Joyce Carol Oates offers a sometimes-insightful review of The Fighter in the March 10, 2011, issue of The New York Review of Books. In it she balances valid criticism and praise for the actors but shows little regard for fight fans.
Perhaps the most surprising thing about the biopic, at least for viewers familiar with the real-life Micky Ward’s boxing career, is that it ends before his three action-packed bouts with Arturo Gatti. Oates invokes Shakespeare to suggest the dimension of the omission:
Ending The Fighter before the great brawling fights with Gatti is equivalent to ending King Lear before the blinding of Gloucester and the murder of Cordelia: one might do it, and still have a moving story, but why?

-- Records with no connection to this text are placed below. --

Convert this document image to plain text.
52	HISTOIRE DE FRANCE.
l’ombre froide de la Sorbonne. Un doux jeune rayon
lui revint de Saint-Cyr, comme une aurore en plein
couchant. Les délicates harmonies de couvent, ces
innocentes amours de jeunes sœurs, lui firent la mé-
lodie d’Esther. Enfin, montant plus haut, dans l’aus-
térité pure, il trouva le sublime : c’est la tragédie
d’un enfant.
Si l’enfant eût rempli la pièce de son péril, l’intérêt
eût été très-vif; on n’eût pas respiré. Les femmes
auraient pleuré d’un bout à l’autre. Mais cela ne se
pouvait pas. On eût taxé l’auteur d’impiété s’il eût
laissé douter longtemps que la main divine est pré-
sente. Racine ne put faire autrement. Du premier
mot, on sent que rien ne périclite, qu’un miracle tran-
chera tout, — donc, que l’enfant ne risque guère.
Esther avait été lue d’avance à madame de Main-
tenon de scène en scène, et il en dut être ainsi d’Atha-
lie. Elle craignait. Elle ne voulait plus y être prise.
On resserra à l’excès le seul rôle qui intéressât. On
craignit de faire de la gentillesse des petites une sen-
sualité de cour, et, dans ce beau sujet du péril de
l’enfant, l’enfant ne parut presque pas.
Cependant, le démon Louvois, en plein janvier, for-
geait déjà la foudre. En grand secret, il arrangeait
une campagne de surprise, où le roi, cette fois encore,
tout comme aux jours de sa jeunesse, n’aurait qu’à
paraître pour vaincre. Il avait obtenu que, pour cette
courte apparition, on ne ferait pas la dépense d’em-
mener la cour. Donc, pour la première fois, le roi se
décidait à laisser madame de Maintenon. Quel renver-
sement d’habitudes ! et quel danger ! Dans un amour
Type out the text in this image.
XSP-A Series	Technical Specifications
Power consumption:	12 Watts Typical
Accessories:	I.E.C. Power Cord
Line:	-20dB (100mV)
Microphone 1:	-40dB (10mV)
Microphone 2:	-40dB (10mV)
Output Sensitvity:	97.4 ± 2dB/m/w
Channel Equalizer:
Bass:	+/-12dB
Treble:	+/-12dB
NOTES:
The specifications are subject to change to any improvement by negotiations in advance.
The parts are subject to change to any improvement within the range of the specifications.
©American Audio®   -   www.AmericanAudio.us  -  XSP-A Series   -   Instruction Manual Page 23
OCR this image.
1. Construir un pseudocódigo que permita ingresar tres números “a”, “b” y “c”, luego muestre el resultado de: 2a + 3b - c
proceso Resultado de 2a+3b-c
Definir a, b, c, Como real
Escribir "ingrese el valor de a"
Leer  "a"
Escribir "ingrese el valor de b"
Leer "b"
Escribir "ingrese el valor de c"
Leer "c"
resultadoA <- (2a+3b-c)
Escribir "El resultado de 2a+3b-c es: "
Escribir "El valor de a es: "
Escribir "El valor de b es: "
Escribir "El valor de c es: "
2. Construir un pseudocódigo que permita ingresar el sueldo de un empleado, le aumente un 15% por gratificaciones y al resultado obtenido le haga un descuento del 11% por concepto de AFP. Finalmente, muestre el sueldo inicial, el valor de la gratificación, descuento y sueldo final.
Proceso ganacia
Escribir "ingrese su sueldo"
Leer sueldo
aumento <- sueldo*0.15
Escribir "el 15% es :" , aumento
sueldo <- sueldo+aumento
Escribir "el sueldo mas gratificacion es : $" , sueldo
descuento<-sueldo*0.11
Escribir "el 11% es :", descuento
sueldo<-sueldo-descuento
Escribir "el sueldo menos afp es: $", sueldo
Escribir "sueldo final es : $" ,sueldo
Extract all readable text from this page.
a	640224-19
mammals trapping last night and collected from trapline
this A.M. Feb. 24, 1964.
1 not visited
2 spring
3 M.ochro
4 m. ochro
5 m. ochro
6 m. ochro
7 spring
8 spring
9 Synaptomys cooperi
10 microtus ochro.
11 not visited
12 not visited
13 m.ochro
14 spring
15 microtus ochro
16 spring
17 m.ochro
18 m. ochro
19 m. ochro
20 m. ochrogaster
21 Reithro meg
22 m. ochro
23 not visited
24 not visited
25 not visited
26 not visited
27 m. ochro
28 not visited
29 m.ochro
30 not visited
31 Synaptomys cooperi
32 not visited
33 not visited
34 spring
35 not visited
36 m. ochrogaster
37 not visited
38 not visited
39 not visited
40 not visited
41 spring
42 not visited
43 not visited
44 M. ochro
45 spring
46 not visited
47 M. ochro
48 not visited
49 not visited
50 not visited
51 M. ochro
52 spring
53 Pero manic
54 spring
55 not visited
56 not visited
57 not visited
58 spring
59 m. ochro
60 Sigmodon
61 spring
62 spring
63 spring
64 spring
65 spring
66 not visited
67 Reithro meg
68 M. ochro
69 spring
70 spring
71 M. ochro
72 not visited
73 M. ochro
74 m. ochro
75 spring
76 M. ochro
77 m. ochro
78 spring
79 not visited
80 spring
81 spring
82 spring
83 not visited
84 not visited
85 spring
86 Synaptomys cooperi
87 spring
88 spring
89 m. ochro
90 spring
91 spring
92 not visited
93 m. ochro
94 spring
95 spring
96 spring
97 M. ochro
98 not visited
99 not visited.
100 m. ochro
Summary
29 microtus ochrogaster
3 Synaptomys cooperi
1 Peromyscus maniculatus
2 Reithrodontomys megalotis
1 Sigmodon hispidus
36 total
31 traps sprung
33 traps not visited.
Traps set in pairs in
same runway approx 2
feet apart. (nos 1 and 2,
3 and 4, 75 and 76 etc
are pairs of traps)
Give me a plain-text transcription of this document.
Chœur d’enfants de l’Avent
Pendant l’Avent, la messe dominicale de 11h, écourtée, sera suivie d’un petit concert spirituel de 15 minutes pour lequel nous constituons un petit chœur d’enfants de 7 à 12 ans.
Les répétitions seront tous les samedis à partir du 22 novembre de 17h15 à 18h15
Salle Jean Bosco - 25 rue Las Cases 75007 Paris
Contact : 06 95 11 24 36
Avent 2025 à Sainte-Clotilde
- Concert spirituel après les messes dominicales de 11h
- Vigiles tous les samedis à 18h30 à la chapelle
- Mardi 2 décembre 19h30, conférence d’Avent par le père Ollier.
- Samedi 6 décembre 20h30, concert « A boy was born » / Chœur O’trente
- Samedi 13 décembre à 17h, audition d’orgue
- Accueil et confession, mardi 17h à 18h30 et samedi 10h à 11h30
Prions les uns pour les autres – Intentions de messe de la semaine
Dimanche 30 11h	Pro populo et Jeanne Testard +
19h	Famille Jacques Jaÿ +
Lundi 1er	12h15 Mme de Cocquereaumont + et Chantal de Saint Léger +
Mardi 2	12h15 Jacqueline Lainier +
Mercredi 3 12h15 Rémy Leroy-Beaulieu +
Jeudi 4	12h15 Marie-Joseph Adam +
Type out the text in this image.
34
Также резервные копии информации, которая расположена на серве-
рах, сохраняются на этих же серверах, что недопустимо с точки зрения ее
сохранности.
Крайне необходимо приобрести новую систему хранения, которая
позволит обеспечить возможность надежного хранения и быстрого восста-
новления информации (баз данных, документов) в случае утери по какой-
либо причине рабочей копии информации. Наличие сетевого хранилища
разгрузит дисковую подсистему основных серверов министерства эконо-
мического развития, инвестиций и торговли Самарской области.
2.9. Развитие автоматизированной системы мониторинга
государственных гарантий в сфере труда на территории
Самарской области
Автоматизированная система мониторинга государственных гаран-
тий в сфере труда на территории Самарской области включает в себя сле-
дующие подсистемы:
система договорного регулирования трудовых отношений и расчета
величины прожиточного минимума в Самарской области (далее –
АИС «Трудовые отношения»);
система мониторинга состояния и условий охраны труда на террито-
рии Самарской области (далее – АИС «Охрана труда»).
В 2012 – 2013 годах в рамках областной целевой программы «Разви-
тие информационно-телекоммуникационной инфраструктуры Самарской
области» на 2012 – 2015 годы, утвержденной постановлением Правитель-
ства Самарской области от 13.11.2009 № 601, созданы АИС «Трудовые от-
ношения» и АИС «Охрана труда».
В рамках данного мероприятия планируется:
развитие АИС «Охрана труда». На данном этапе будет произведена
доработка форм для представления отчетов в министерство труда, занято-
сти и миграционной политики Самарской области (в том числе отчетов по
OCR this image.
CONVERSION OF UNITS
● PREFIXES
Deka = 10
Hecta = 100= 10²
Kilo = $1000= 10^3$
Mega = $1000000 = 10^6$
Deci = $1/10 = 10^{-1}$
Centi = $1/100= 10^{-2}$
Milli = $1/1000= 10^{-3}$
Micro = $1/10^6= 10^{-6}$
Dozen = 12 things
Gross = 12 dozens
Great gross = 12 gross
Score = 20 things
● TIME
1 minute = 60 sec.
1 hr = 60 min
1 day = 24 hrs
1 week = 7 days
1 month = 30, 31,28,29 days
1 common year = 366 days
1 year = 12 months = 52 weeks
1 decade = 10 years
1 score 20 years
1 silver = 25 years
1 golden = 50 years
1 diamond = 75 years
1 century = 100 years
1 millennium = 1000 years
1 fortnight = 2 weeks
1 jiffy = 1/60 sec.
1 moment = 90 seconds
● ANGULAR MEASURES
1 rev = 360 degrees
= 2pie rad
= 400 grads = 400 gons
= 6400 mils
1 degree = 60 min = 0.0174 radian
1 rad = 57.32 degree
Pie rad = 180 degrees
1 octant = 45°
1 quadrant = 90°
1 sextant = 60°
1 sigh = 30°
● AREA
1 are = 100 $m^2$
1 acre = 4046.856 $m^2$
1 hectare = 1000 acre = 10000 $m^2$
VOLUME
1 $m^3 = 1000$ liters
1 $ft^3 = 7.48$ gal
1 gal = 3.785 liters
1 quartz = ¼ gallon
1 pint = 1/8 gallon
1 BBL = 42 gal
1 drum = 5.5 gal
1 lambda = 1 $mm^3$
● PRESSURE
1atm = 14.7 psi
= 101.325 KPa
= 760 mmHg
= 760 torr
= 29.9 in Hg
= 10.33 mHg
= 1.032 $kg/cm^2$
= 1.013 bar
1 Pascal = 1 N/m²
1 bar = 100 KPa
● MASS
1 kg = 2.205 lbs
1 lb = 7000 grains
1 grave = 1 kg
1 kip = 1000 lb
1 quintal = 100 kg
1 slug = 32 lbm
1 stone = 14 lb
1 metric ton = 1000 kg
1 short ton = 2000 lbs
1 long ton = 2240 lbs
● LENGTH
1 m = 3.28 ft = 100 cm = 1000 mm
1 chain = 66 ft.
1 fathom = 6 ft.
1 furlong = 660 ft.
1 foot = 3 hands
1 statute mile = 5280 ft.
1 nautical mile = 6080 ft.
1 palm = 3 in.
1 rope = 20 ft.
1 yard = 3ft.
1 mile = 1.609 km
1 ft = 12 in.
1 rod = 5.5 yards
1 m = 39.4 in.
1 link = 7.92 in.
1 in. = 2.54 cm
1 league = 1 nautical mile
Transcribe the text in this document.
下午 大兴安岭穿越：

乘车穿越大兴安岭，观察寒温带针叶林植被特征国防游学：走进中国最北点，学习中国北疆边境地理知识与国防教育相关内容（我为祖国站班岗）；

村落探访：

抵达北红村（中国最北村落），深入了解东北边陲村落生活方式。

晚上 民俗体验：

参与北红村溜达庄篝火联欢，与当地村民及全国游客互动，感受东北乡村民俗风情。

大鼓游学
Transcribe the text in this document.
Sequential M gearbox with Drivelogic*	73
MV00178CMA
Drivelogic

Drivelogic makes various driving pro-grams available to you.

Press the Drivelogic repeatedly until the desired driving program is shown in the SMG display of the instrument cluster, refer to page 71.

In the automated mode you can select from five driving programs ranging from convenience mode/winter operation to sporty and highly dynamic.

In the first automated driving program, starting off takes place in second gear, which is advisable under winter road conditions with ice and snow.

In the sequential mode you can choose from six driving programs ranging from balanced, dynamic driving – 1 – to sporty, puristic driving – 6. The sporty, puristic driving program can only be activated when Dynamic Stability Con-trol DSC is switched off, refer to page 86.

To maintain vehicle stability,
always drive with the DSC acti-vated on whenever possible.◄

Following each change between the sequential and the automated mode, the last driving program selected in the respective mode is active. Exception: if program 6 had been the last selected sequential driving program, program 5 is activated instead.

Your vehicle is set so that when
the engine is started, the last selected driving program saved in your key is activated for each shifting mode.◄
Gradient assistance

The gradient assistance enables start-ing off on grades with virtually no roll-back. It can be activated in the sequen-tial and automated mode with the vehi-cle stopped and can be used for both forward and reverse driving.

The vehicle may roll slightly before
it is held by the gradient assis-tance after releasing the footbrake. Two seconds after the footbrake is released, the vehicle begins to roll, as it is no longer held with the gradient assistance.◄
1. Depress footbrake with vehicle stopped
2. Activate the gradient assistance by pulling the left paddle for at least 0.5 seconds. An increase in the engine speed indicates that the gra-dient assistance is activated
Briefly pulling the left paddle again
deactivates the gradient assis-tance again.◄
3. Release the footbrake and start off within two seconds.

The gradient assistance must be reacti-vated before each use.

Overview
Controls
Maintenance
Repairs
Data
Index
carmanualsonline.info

One obvious answer is that Ward lost his second and third fights with Gatti, which would deny the film its upbeat ending, but the rhetorical question still makes a legitimate point. As Oates observes, the trilogy made both fighters famous.
Oates also says Ward and Gatti are “enshrined in boxing history” as “boxers who fought heedlessly, desperately, with few defensive skills and much ‘heart,’ to please voracious and unforgiving boxing audiences with a taste for blood.” This seems unnecessarily insulting to the pair’s many admirers, who include people not usually deemed indifferent to boxers’ welfare, such as Senator John McCain, a sincere boxing reform advocate. In a conversation I write about in Fighters & Writers, McCain told me that the “magnificent display of courage” offered by Ward and Gatti represented one of the “uplifting things about boxing.” One needn’t have coarse, savage desires to respect fighters like Ward, as Oates contends.
Even so, Oates confirms the governing premise of my book when she says boxing is “bountiful to its gifted chroniclers.”